New club Good Mourning creates space for Queen’s students to talk about grief

Founder Cheyenne Brown sits down with The Journal 

Cheyenne was inspired to create Good Mourning after her father passed away in 2017. 

Cheyenne Brown, ArtSci '21, is the founder of a book club where young adults can connect, heal, and discuss their personal experiences with grief.

Good Mourning, founded and ratified by the AMS last September, addresses a niche of individuals who are often overlooked in conversations about grief care.

“When I was in my first year, I actually lost my father,” Brown said. “Some of my best conversations and most healing conversations happened with people who understood.”

Brown’s book club creates a space where grieving young adults can talk about loss—a topic difficult to broach in everyday conversations.

“It’s really meant to be a place where people who are grieving can meet to have discussions with people who understand,” Brown said. “The university age group gets overlooked sometimes with grief care or grief services, and Good Mourning is meant to address that gap.”

Brown described a defining feature of the club being a lack of judgment.

“It’s a place where you can really talk without being judged,” said Brown. “There’s honestly no expectation that everyone reads the books—we encourage people to just come and have a conversation.”

Good Mourning has been conducting monthly meetings over Zoom to adhere to COVID-19 regulations. The layout of meetings is fluid and adaptable to the form that each unique conversation takes.

“Typically, people show up on Zoom and we do a couple icebreakers,” Brown said. “We break out into smaller rooms and in our breakout rooms, we have smaller discussions about the novel. People usually discuss how the book made them feel and how it related to their personal grief.”

So far, Good Mourning has delved into conversations on Jeannette Walls’ The Glass Castle, and will be discussing Cheryl Strayed’s memoir, Wild.

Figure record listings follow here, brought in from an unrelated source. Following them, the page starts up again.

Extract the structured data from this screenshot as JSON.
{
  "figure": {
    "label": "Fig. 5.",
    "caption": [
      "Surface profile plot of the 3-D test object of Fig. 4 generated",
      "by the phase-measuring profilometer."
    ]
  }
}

“There are so many different lenses to grief,” Brown said. “The Glass Castle is a lot about forgiveness and changing relationships with grief. In Wild, it’s a lot more central throughout the story.”

Students interested in joining the club can watch out for hiring of Executive and volunteer positions in September, and are able to join monthly meetings for open discussions.

“We’re pretty new, and we just started having the actual events,” Brown said. “There’s going to be a new book each month; we’re working on a system to make books available to everyone, even if they aren’t able to buy them.”

Good Mourning does not offer grief counselling, but they have a multitude of resources available on their blog.  

“The book club is a place where you don’t have to feel like the downer of the group with no judgment,” Brown said. “It’s a place where you can talk to people who understand.”